"It always gives me great satisfaction and pleasure to hear of the prosperity of a friend and ally, unless it is too absolutely continuous and uninterrupted. Something like an alternation of good and ill fortune is best for man; I have never known an instance of a very long-continued course of unmingled and uninterrupted success that did not end, at last, in overwhelming and terrible calamity. I am anxious, therefore, for you, and my anxiety will greatly increase if this extraordinary and unbroken prosperity should continue much longer. I counsel you, therefore, to break the current yourself, if fortune will not break it. Bring upon yourself some calamity, or loss, or suffering, as a means of averting the heavier evils which will otherwise inevitably befall you. It is a general and substantial welfare only that can be permanent and final."
Adopted by Polycrates.
Polycrates throws away his ring.
Polycrates seemed to think there was good sense in this suggestion. He began to look around him to see in what way he could bring upon himself some moderate calamity or loss, and at length decided on the destruction of a very valuable signet ring which he kept among his treasures. The ring was made with very costly jewels set in gold, and was much celebrated both for its exquisite workmanship and also for its intrinsic value. The loss of this ring would be, he thought, a sufficient calamity to break the evil charm of an excessive and unvaried current of good fortune. Polycrates, therefore, ordered one of the largest vessels in his navy, a fifty-oared galley, to be equipped and manned, and, embarking in it with a large company of attendants, he put to sea. When he was at some distance from the island, he took the ring, and in the presence of all his attendants, he threw it forth into the water, and saw it sink, to rise, as he supposed, no more.
Its singular recovery.
But Fortune, it seems, was not to be thus outgeneraled. A few days after Polycrates had returned, a certain fisherman on the coast took, in his nets, a fish of very extraordinary size and beauty; so extraordinary, in fact, that he felt it incumbent on him to make a present of it to the king. The servants of Polycrates, on opening the fish for the purpose of preparing it for the table, to their great astonishment and gratification, found the ring within. The king was overjoyed at thus recovering his lost treasure; he had, in fact, repented of his rashness in throwing it away, and had been bitterly lamenting its loss. His satisfaction and pleasure were, therefore, very great in regaining it; and he immediately sent to Amasis an account of the whole transaction, expecting that Amasis would share in his joy.
Predictions of Amasis.
Amasis, however, sent word back to him in reply, that he considered the return of the ring in that almost miraculous manner as an extremely unfavorable omen. "I fear," said he, "that it is decreed by the Fates that you must be overwhelmed, at last, by some dreadful calamity, and that no measures of precaution which you can adopt will avail to avert it.
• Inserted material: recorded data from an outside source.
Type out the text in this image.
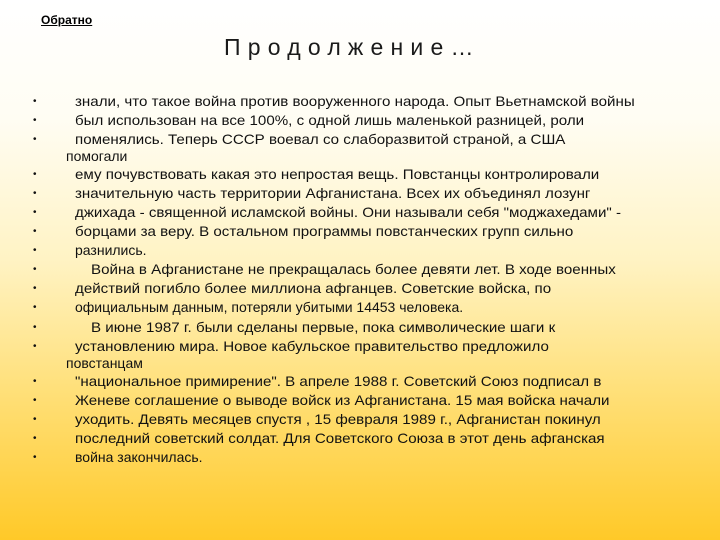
Обратно
Продолжение…
•	знали, что такое война против вооруженного народа. Опыт Вьетнамской войны
•	был использован на все 100%, с одной лишь маленькой разницей, роли
•	поменялись. Теперь СССР воевал со слаборазвитой страной, а США
помогали
•	ему почувствовать какая это непростая вещь. Повстанцы контролировали
•	значительную часть территории Афганистана. Всех их объединял лозунг
•	джихада - священной исламской войны. Они называли себя "моджахедами" -
•	борцами за веру. В остальном программы повстанческих групп сильно
•	разнились.
•	Война в Афганистане не прекращалась более девяти лет. В ходе военных
•	действий погибло более миллиона афганцев. Советские войска, по
•	официальным данным, потеряли убитыми 14453 человека.
•	В июне 1987 г. были сделаны первые, пока символические шаги к
•	установлению мира. Новое кабульское правительство предложило
повстанцам
•	"национальное примирение". В апреле 1988 г. Советский Союз подписал в
•	Женеве соглашение о выводе войск из Афганистана. 15 мая войска начали
•	уходить. Девять месяцев спустя , 15 февраля 1989 г., Афганистан покинул
•	последний советский солдат. Для Советского Союза в этот день афганская
•	война закончилась.
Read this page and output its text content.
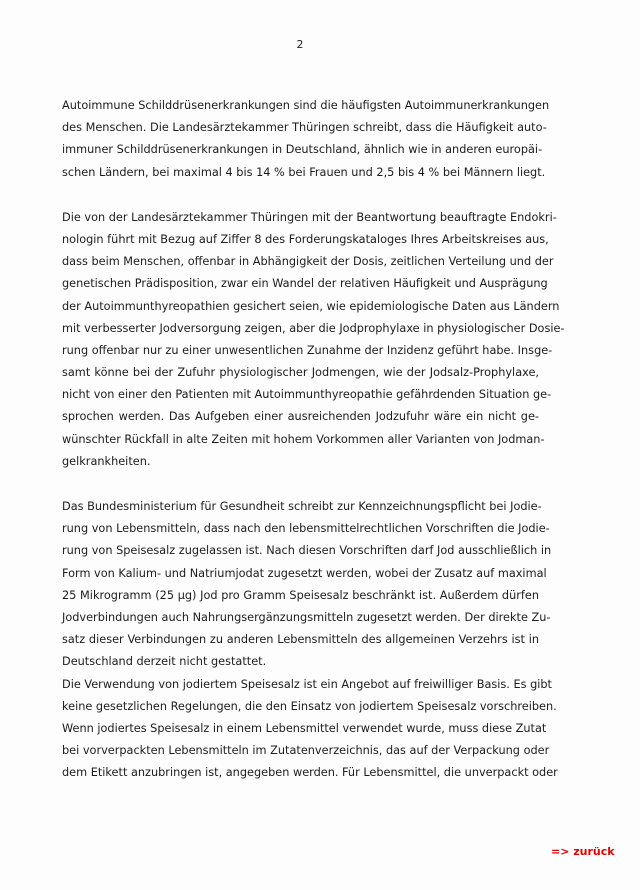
2
Autoimmune Schilddrüsenerkrankungen sind die häufigsten Autoimmunerkrankungen
des Menschen. Die Landesärztekammer Thüringen schreibt, dass die Häufigkeit auto-
immuner Schilddrüsenerkrankungen in Deutschland, ähnlich wie in anderen europäi-
schen Ländern, bei maximal 4 bis 14 % bei Frauen und 2,5 bis 4 % bei Männern liegt.
Die von der Landesärztekammer Thüringen mit der Beantwortung beauftragte Endokri-
nologin führt mit Bezug auf Ziffer 8 des Forderungskataloges Ihres Arbeitskreises aus,
dass beim Menschen, offenbar in Abhängigkeit der Dosis, zeitlichen Verteilung und der
genetischen Prädisposition, zwar ein Wandel der relativen Häufigkeit und Ausprägung
der Autoimmunthyreopathien gesichert seien, wie epidemiologische Daten aus Ländern
mit verbesserter Jodversorgung zeigen, aber die Jodprophylaxe in physiologischer Dosie-
rung offenbar nur zu einer unwesentlichen Zunahme der Inzidenz geführt habe. Insge-
samt könne bei der Zufuhr physiologischer Jodmengen, wie der Jodsalz-Prophylaxe,
nicht von einer den Patienten mit Autoimmunthyreopathie gefährdenden Situation ge-
sprochen werden. Das Aufgeben einer ausreichenden Jodzufuhr wäre ein nicht ge-
wünschter Rückfall in alte Zeiten mit hohem Vorkommen aller Varianten von Jodman-
gelkrankheiten.
Das Bundesministerium für Gesundheit schreibt zur Kennzeichnungspflicht bei Jodie-
rung von Lebensmitteln, dass nach den lebensmittelrechtlichen Vorschriften die Jodie-
rung von Speisesalz zugelassen ist. Nach diesen Vorschriften darf Jod ausschließlich in
Form von Kalium- und Natriumjodat zugesetzt werden, wobei der Zusatz auf maximal
25 Mikrogramm (25 µg) Jod pro Gramm Speisesalz beschränkt ist. Außerdem dürfen
Jodverbindungen auch Nahrungsergänzungsmitteln zugesetzt werden. Der direkte Zu-
satz dieser Verbindungen zu anderen Lebensmitteln des allgemeinen Verzehrs ist in
Deutschland derzeit nicht gestattet.
Die Verwendung von jodiertem Speisesalz ist ein Angebot auf freiwilliger Basis. Es gibt
keine gesetzlichen Regelungen, die den Einsatz von jodiertem Speisesalz vorschreiben.
Wenn jodiertes Speisesalz in einem Lebensmittel verwendet wurde, muss diese Zutat
bei vorverpackten Lebensmitteln im Zutatenverzeichnis, das auf der Verpackung oder
dem Etikett anzubringen ist, angegeben werden. Für Lebensmittel, die unverpackt oder
=> zurück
It seems to me, too," he added, "that it is incumbent on me to withdraw from all alliance and connection with you, lest I should also, at last, be involved in your destined destruction."
Their fulfillment.
Whether this extraordinary story was true, or whether it was all fabricated after the fall of Polycrates, as a dramatic embellishment of his history, we can not now know. The result, however, corresponded with these predictions of Amasis, if they were really made; for it was soon after these events that the conversation took place at Sardis between Oretes and Mitrobates, at the gates of the palace, which led Oretes to determine on effecting Polycrates's destruction.
In executing the plans which he thus formed, Oretes had not the courage and energy necessary for an open attack on Polycrates, and he consequently resolved on attempting to accomplish his end by treachery and stratagem.